From 2fc4ae16ea555f8d76bb71bf3dfcbd4eff2380cc Mon Sep 17 00:00:00 2001
From: Mohamed Wael Khobalatte <w.khobalatte@openproject.com>
Date: Fri, 9 Oct 2015 01:17:28 +0100
Subject: [PATCH] Add responsible disclosure section to the README

---
 README.md | 7 +++++++
 1 file changed, 7 insertions(+)

diff --git a/README.md b/README.md
index a10da2b65b5..c00f74c9ee1 100644
--- a/README.md
+++ b/README.md
@@ -50,6 +50,13 @@ This repository contains several main branches:
 * `dev`: The main development branch. We try to keep it stable in the sense of all tests are passing, but we don't recommend it for production systems.

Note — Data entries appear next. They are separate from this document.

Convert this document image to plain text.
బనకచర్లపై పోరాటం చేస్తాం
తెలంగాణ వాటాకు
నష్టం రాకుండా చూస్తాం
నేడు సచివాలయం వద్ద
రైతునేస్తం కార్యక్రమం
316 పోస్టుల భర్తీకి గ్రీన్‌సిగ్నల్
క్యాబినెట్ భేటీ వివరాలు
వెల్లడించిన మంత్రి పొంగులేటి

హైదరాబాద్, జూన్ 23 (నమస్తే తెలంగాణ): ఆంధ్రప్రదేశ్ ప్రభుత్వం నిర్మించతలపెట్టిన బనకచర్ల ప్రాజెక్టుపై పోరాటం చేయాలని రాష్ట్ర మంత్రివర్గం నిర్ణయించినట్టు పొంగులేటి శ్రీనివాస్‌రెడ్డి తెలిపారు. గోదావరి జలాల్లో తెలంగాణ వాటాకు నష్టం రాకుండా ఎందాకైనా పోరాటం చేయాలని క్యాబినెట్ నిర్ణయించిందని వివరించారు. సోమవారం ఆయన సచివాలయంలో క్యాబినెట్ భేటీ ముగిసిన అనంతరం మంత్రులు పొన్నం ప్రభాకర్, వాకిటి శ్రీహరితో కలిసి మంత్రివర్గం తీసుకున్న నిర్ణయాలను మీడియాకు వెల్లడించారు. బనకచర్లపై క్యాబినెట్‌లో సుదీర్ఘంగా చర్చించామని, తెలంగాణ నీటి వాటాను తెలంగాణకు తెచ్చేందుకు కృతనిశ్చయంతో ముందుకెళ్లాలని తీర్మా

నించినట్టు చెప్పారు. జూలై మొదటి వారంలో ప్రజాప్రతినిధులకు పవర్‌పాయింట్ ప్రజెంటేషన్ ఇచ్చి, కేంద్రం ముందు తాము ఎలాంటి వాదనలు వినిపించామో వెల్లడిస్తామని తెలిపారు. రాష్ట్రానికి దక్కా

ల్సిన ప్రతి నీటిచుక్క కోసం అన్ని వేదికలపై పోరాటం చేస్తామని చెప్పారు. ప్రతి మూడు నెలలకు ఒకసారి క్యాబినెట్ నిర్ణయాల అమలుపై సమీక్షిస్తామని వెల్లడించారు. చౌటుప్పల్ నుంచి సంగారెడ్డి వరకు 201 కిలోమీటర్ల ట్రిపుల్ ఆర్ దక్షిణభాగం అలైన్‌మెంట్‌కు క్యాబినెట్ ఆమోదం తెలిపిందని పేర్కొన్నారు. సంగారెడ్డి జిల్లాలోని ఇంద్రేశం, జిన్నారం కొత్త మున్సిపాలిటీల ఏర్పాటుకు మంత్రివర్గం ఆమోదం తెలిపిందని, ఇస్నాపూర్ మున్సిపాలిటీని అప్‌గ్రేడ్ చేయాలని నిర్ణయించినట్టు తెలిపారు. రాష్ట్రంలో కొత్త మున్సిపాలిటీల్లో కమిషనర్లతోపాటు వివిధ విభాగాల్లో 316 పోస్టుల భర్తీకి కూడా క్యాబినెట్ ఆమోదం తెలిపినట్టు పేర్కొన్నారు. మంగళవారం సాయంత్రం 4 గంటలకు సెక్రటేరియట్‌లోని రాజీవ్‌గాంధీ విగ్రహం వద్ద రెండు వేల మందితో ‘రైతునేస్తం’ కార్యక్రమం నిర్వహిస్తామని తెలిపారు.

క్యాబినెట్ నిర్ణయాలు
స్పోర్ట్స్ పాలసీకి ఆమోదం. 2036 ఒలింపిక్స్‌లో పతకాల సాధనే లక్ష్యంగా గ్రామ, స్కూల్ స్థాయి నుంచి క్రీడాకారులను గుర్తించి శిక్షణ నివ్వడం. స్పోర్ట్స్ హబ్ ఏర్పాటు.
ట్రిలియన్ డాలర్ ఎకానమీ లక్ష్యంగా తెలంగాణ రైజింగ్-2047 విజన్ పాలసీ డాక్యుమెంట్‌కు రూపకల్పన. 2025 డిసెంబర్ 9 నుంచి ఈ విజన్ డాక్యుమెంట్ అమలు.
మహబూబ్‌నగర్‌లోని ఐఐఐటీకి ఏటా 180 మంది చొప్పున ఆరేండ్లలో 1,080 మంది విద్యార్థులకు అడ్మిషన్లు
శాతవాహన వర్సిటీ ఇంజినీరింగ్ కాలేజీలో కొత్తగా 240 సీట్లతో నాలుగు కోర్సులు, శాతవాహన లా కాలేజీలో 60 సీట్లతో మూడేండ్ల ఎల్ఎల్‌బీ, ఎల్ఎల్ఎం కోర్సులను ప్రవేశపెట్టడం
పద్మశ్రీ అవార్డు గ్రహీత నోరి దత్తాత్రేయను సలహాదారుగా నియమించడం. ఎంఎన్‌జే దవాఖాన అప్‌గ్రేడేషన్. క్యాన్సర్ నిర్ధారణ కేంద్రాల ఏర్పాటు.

 * `stable/<version>`: Contains the latest stable release for a specific version. We recommend to use this for production use. Example: `stable/4.1`.
 
+## Security / Responsible Disclosure
+
+We take security very seriously at OpenProject. We value any kind of feedback that
+will keep our community secure. If you happen to come across a security issue we urge
+you to disclose it to us privately to allow our users and community enough time to
+upgrade. Security issues will always take precedence over anything else in the pipeline. 
+
 ## License
 
 OpenProject is licensed under the terms of the GNU General Public License version 3.